Ich weiß nicht, ob es das Durchbrechen der Blase war, die uns zusammengebracht hat? Vielleicht der Versuch Dinge gemeinsam zu verarbeiten und über Kinderthemen hinaus zu gehen, wer weiß. Fakt ist, wir trafen uns dort in diesem Krankenhaus und sie machten unsere Wochen bunter und kurzweiliger. Wir
bestellen Sushi während die anderen Graubrot kauten, wir haben uns Bücher vorgelesen. Die Krankenhausclowns lernten wir abzuwimmeln, Affären unter Ärzten und Schwestern herauszufiltern und gemeinsame Spaziergänge im Krankenhauspark, während des Mittagsschlafes, zu genießen. Egal welche Kombinationen gerade im Krankenhaus waren, es war gut zu wissen, dass sie da waren. Als Emma ging,
waren wir traurig. Die Tage erschienen uns wieder länger. Auch nach erfolgreicher zweiter OP und der Entlassung im Mai legten wir unsere Nachsorgetermine parallel, trafen uns regelmäßig und jagten über die Flohmärkte.

Aus etwas Schlechtem kann Schönes enstehen

In 2010 arbeiteten wir danach sogar eine Zeitlang zusammen, sie war gewachsen die Freundschaft. Ich habe mich oft gefragt, wie das geht, dass man über die Kinder Freunde finden kann, wirklich! Hätte ich nämlich nie gedacht.
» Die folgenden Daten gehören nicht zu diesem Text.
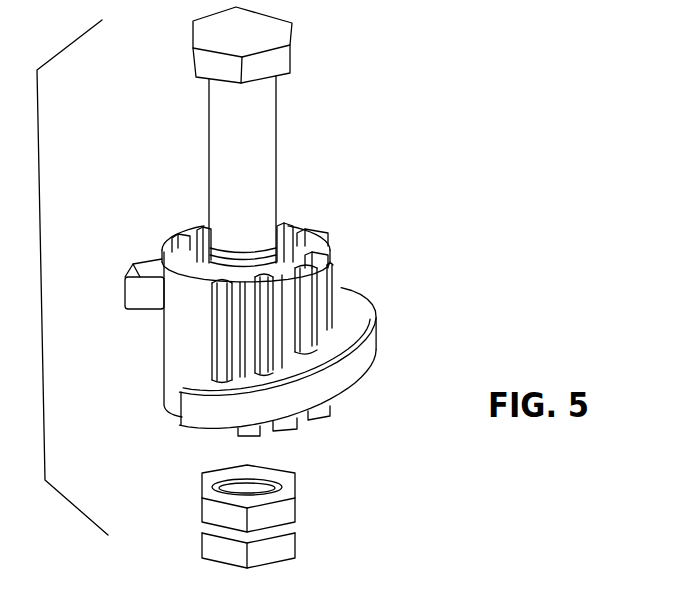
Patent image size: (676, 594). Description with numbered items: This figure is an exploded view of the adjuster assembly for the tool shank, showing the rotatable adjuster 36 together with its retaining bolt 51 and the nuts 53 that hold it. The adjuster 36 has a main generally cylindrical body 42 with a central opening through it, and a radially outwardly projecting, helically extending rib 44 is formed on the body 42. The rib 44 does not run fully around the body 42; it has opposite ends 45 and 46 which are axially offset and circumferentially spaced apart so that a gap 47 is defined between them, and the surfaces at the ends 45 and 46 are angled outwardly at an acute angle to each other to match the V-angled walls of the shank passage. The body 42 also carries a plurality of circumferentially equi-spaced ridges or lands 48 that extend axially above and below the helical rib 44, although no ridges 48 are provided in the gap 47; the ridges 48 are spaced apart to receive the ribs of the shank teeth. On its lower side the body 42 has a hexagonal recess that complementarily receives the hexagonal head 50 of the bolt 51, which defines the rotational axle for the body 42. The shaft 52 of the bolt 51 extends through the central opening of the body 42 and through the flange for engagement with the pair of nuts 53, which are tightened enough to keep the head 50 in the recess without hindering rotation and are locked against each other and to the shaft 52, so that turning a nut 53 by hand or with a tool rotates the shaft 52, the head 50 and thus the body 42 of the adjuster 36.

The adjuster 36 is at (421, 306).
The main body 42 is at (311, 242).
The rib 44 is at (355, 377).
The end of rib 45 is at (140, 310).
The end of rib 46 is at (180, 397).
The gap 47 is at (168, 325).
The ridges 48 is at (318, 288).
The hexagonal head 50 is at (292, 57).
The bolt 51 is at (168, 136).
The shaft 52 is at (277, 157).
The nuts 53 is at (202, 530).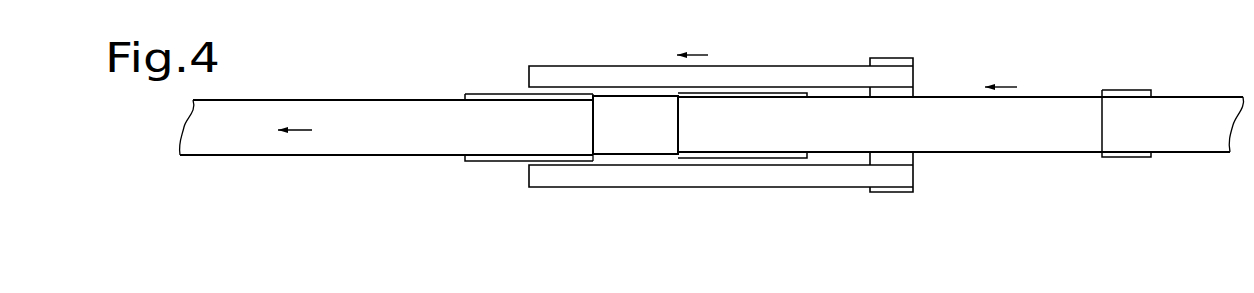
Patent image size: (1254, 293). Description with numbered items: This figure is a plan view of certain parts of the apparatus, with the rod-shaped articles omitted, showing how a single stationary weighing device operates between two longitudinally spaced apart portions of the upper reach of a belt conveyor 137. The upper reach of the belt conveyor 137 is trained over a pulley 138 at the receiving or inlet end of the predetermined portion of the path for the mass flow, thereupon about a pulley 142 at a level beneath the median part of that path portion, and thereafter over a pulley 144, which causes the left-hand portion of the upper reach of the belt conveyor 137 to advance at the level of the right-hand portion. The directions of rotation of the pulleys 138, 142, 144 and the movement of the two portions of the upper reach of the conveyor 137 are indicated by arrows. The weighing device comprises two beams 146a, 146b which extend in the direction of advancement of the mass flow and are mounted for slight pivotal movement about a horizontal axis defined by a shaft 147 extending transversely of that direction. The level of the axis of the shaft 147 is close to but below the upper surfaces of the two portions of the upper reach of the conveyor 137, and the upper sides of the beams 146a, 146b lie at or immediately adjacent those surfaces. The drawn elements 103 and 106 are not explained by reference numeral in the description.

The belt conveyor 137 is at (343, 113).
The pulley 144 is at (485, 95).
The pulley 142 is at (633, 155).
The pulley 138 is at (733, 157).
The beam 146a is at (789, 77).
The beam 146b is at (785, 177).
The shaft 147 is at (913, 62).
The sleeve 103 is at (1137, 93).
The tube 106 is at (1188, 140).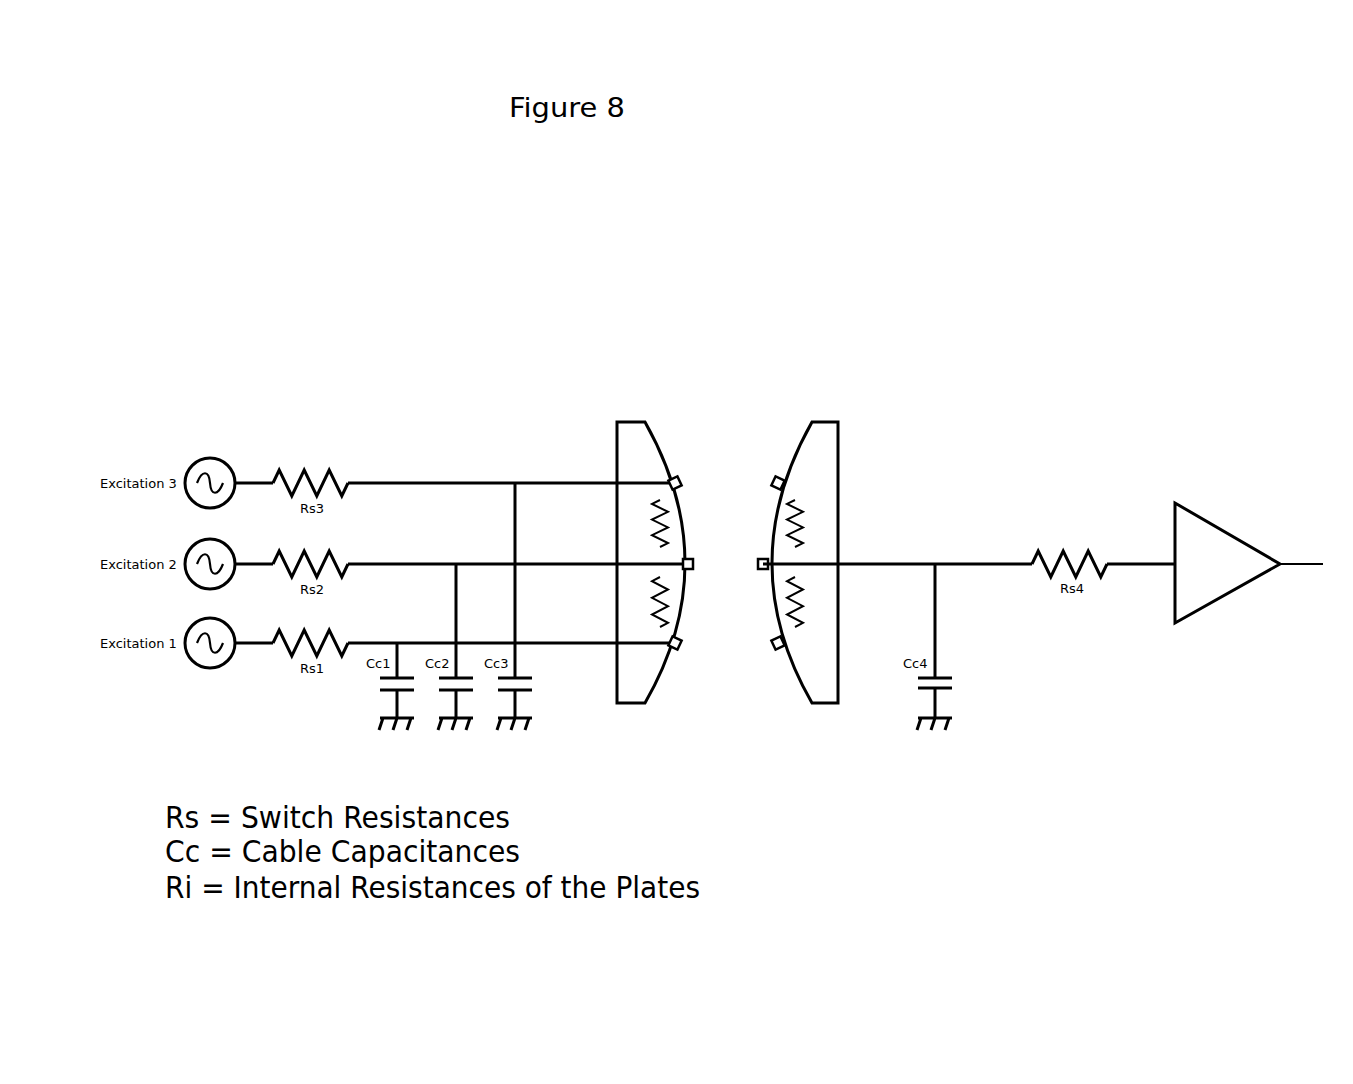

Ich wurde eines Besseren belehrt und weiß nun welche Qualitäten das haben kann,
das tut gut

Die Angst bleibt für immer.

Aus diesen Zeitabschnitten sind mir also nicht nur das Zähneknirschen und die Angst vor jeder Kontrolle geblieben, es sind mir auch gute Erinnerungen und lustige Begebenheiten dank Antje, Emma und Dominik geblieben, dafür danke. Ein Bundeslandwechsel hat uns nicht weniger zusammengeschweißt, wir kichern immer noch gemeinsam und teilen unsere Sorgen. Es ist schön zu wissen, dass unsere Geschichte in der neuen Nido erzählt wird und lustig zu lesen wie ein die Freundin sieht. Eine von vielen Beispielen für tolle Dinge, die aus schwierigen Situationen entstehen können. In unserem Fall eine Familienfreundschaft, mit Interview, zu finden in der neuen Ausgabe der Nido ab heute im Handel.